Internal Tools we couldn’t live without

We put a lot of focus on keeping our processes and tools as lightweight as we can. So we focus on the ones that make our lives easier and help us save time. Here are the few tools we couldn’t live without:

Slack! We are huge fans of slack. “Default to slack” is our absolute unwritten rule, no exceptions. We love slack’s simplicity and playfulness, but most of all, we love how slack enables us to keep track of everyone’s work, and progress, even from a distance or in delayed time.

We’ve taken the habit of “slacking” everything we’re working on. And when working on a challenge, everyone on the challenge team commits to reading everything that is posted in the related channel and other Possible Future employees use this as a means of inputting on the ongoing work of a challenge team if they have something to contribute.

Apart from slack, here are the tools we are working with:

  • Google Drive: all of our company documents are on google drive. Every project we work on has a dedicated google drive folder, where everything is stored.
  • Shared Keynotes & Pages: we like being able to work simultaneously on google docs. So by default, whenever we find ourselves writing or formalizing anything, it will be in a shared Keynote & Pages document.
  • Gmail: we use our Gmail mailboxes exclusively for our external communication, meaning mails with clients, external partners, or our personal network. Each one of us typically receives less than 1 email per day… We all love it! So refreshing compared to all of our previous lives.

We’ve also tried a bunch of project / task management tools: Trello, Asana… but, truth be told, none of them made the cut… Our challenges are moving fast, and at this speed, we’ve found that task management tools don’t bring enough value to outweigh the hassle that it is to use them. So instead, we simply keep track of our tasks either in a shared google doc, or with sticky notes on the wall at the office.
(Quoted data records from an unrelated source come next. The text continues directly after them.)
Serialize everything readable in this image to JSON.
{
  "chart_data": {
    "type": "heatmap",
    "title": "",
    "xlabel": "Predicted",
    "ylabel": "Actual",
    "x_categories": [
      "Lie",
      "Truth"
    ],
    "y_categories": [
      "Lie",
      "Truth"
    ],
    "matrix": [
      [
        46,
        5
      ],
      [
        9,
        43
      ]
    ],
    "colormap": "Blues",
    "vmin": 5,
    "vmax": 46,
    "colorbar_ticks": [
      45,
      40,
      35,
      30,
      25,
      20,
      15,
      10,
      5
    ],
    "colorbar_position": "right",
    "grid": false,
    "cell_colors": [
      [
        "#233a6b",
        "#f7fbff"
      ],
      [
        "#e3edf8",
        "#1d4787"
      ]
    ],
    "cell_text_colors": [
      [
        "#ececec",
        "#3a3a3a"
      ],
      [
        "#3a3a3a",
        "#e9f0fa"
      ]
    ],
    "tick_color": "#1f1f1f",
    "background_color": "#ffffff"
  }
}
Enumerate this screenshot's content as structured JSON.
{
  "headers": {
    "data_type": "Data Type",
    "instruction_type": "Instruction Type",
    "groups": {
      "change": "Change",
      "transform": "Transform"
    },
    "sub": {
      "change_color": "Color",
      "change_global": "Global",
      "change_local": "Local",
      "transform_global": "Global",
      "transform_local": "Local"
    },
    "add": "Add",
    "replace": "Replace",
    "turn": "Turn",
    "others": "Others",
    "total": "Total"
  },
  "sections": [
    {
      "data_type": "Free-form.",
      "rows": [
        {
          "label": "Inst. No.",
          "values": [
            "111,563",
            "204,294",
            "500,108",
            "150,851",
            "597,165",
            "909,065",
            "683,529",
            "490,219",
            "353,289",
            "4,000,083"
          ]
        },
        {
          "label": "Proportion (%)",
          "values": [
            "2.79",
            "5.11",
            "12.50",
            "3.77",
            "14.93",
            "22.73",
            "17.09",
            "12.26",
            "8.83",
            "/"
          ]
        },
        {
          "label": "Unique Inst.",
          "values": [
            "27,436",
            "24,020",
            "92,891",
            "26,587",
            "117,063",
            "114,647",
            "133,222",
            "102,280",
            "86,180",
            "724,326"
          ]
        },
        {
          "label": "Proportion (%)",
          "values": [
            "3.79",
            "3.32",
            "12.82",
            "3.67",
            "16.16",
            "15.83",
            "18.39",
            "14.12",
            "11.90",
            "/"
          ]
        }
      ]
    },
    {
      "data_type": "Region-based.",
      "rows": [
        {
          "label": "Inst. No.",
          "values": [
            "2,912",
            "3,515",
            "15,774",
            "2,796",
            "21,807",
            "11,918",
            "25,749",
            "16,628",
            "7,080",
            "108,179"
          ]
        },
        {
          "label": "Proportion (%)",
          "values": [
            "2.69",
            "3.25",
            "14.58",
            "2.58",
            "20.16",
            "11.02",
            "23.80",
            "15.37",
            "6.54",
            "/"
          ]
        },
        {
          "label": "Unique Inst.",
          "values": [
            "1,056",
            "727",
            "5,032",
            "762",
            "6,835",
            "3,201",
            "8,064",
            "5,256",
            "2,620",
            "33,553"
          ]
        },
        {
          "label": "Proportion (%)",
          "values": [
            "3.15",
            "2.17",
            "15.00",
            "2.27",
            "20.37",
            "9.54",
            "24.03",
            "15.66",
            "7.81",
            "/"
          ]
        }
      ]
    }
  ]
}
Performance & personal progress: OKRs

To follow our personal development, we use OKRs, which is the tool Google uses to set personal goals and targets. Each quarter, we all write down our personal targets for the next 3 months in areas we want to grow in our career. We’ll then try our best to hit these targets in the next months.

All individual OKRs are visible to the whole team, and we all try to coach each other and provide plenty of motivation to make sure everyone is spending time to focus on growing in areas that are important to them.

We believe that feedback is a gift, so we use self assessment and peer reviews to help people grow. This idea is not only to be kind, but to be honest!